How does the IRS know if you took your RMD? ›

RMDs are reported to the IRS. IRA custodians must indicate on Form 5498, IRA Contribution Information, if an RMD is due for the year from that account and file Forms 5498 with the IRS by May 31 each year.

What can you do with a RMD you don't need? ›

What Can You Do With Your RMDs?
  • In-Kind Transfers Can Save on Taxes.
  • Redistribute for Safe Growth.
  • Redistribute for Growth.
  • Consider a Qualified Charitable Deduction.
Dec 20, 2023

How much tax do I pay on my RMD? ›

The account owner is taxed at their income tax rate on the amount of the withdrawn RMD. However, to the extent the RMD is a return of basis or is a qualified distribution from a Roth IRA, it is tax free.

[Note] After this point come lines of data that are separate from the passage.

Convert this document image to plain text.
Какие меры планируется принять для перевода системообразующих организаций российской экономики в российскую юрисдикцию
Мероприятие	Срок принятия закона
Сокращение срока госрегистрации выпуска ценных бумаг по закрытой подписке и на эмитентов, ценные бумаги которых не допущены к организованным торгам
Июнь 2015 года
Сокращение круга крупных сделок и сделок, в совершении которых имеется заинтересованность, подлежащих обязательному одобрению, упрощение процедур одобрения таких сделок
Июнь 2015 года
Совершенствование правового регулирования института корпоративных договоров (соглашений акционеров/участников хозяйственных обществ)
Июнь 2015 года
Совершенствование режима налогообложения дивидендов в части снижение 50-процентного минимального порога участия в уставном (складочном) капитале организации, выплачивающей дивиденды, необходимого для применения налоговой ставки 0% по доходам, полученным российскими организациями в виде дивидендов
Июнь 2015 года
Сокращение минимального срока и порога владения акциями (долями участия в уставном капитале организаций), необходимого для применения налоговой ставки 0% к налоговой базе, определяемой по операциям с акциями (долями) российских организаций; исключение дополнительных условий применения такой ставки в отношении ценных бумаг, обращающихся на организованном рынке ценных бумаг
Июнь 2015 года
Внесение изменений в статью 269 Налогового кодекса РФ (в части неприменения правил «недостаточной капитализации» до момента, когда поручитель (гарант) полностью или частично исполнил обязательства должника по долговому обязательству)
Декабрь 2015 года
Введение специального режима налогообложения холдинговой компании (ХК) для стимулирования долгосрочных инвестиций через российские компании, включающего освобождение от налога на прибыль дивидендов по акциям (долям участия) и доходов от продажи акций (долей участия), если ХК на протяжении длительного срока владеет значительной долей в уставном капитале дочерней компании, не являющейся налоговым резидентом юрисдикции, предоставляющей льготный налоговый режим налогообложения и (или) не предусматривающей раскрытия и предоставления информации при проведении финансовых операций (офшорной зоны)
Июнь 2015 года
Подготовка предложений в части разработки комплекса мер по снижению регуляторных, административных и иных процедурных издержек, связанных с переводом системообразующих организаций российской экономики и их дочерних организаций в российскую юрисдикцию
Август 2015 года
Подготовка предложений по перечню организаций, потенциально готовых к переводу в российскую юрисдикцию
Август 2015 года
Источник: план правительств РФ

Should I take RMD when market down? ›

Use cash, if available

If you're already holding cash in an account you have to withdraw from, take advantage of it. Instead of selling investments at reduced values, simply request the cash out of the account to satisfy the RMD.

Can I gift my RMD to my child? ›

Beginning in the year you turn 73, you can use your gift to satisfy all or part of your required minimum distribution (RMD). You pay no income taxes on the gift. The transfer generates neither taxable income nor a tax deduction, so you benefit even if you do not itemize your deductions.